Actually, Samhain.
I’ve always thought Halloween a weird holiday. Kind of a non-holiday, really. My skeptical disposition toward it began back when I was a kid. Our father made us go trick-or-treating for UNICEF instead of the usual amassing of candy tonnage. Me and my brothers would go house to house with those little orange UNICEF boxes. How depressing.
Knock! Knock!
The door would open and some old kindly lady would stand there, peering at me through her bifocals.
“And what might you be, little boy?”
“I’m dressed up as a Swiss bureaucrat from the World Health Organization. Trick or treat for UNICEF!”

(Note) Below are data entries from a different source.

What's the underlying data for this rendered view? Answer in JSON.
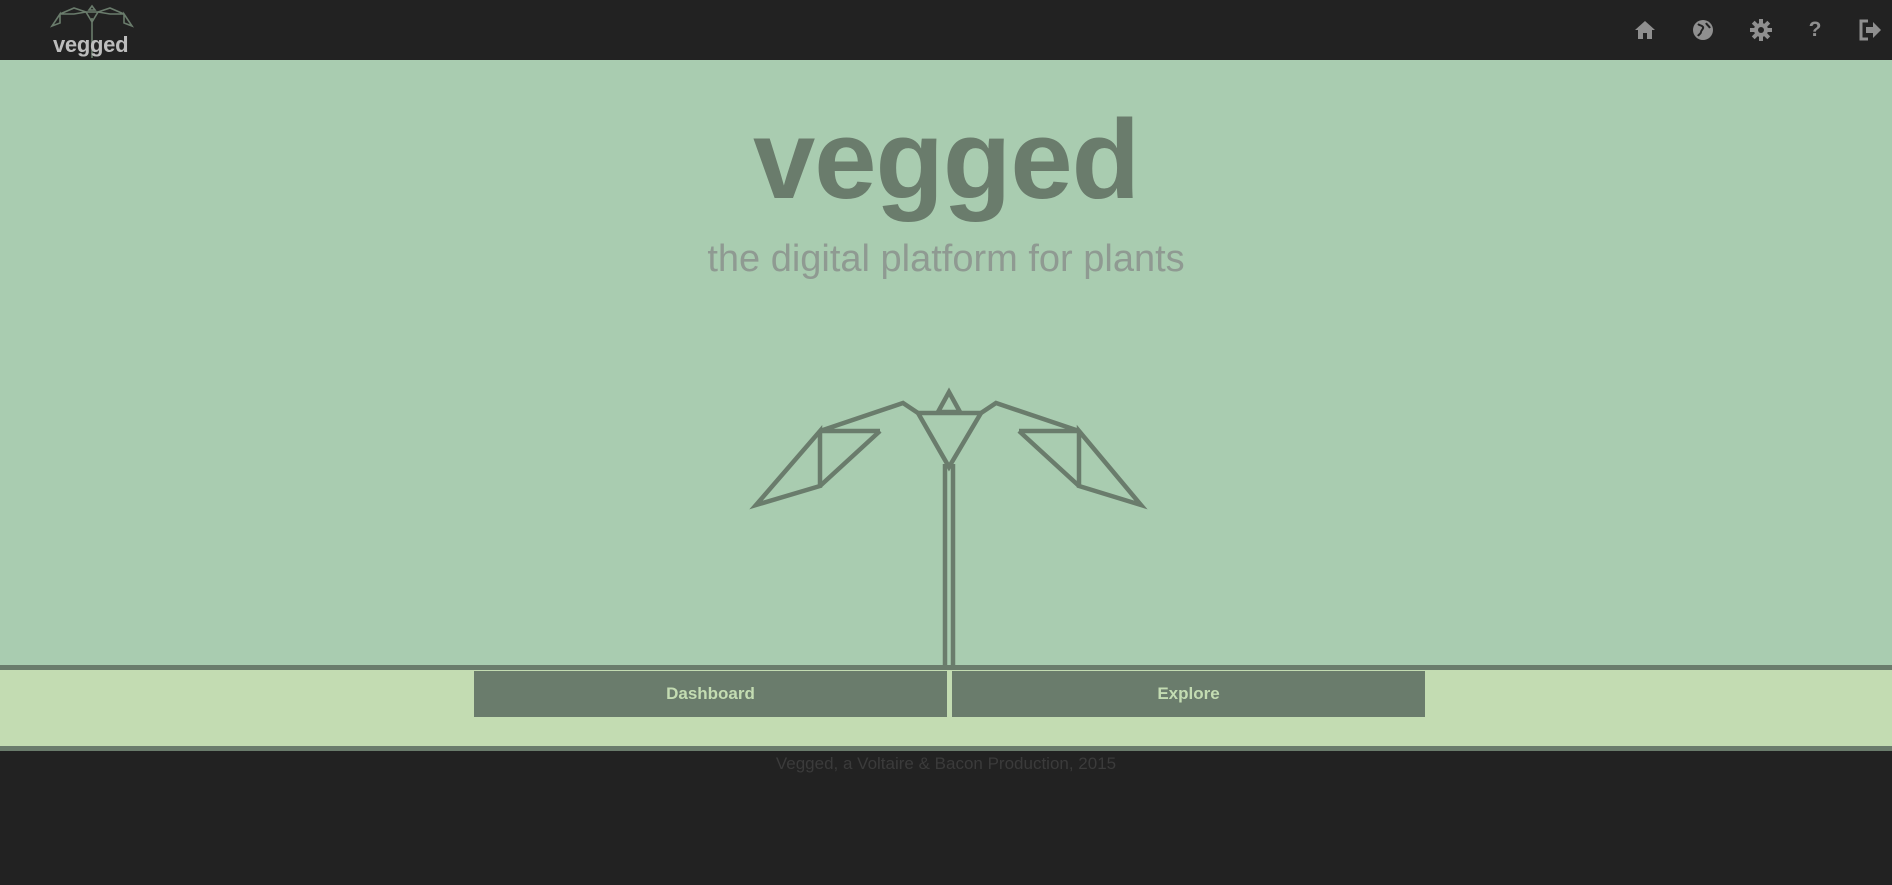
{
  "navbar": {
    "brand": "vegged",
    "icons": [
      {
        "name": "home-icon"
      },
      {
        "name": "globe-icon"
      },
      {
        "name": "gear-icon"
      },
      {
        "name": "help-icon",
        "glyph": "?"
      },
      {
        "name": "logout-icon"
      }
    ]
  },
  "hero": {
    "title": "vegged",
    "subtitle": "the digital platform for plants"
  },
  "actions": {
    "dashboard_label": "Dashboard",
    "explore_label": "Explore"
  },
  "footer": {
    "text": "Vegged, a Voltaire & Bacon Production, 2015"
  },
  "colors": {
    "navbar_bg": "#222222",
    "hero_bg": "#a9ccb0",
    "accent_dark": "#6a7c6c",
    "band_bg": "#c3dcb2",
    "nav_icon": "#8f8f8f"
  }
}
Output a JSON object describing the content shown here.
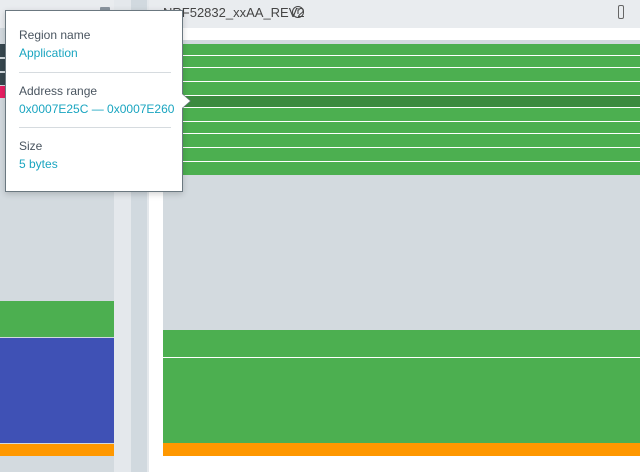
{
  "device": {
    "title": "NRF52832_xxAA_REV2",
    "info_icon": "info-circle-icon",
    "overflow_icon": "kebab-menu-icon"
  },
  "left_panel": {
    "header_icon": "folder-icon"
  },
  "tooltip": {
    "region_name_label": "Region name",
    "region_name_value": "Application",
    "address_range_label": "Address range",
    "address_range_value": "0x0007E25C — 0x0007E260",
    "size_label": "Size",
    "size_value": "5 bytes"
  },
  "colors": {
    "application_region": "#4caf50",
    "highlighted_region": "#3b8a3f",
    "bootloader_region": "#3f51b5",
    "mbr_region": "#ff9800",
    "settings_region": "#37474f",
    "uicr_region": "#e91e63",
    "empty_region": "#d3dadf",
    "tooltip_value": "#1aa5c0"
  }
}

And then I’d hold up that wretched orange box, jingling the change inside to prime her psychology. She’d usually plunk in a coin or two and then hold out the bowl of candy.
“Would you like a Mars Bar as well?”
“Uh, no thanks. The nickel is fine, thank you, ma’am. The starving children in Botswana will really appreciate the half-ounce of gruel you just subsidized.”
We didn’t take the candy because my parents were pretty strict about sugar back then. We only had sweets a couple times a year (birthdays and Christmas), and even then it was only molasses or maple syrup.
Later in life, I actually spent a fair amount of time working overseas for a subcontractor of the United Nations, specifically for the United Nations High Commission for Refugees. The amount of graft and waste in that organization is astounding. Very depressing.
Anyway, now that I’ve grown up and become grumpy, I’m even more skeptical about Halloween. I mean, who in their right mind is going to celebrate a day based on the Druidic festival of Samhain? That was a day when the druids, who apparently were pretty frisky people with some odd ideas, celebrated by burning other people alive in wicker baskets and having a lot of sex out in the forest. The way I think, that sounds like a bad combination. Bad for the people in the baskets and bad in terms of pine cones and gorse bushes and other prickly things getting in the way of intimacy. Not to mention the fact that these were obviously crazy people and, as such, they really shouldn’t have been having babies (which I imagine they would’ve brought up to be just as crazy).
Thankfully, the Romans came along and also recognized that the Druids were insane. The governor of England, Suetonius, put an end to most of ’em.
But, here we are, carving pumpkins and traipsing around with our little goblins and ghouls. I have to admit, we carve pumpkins as well in our house, but instead of saying they’re carved to ward off demons, we carve ’em to ward of government bureaucrats.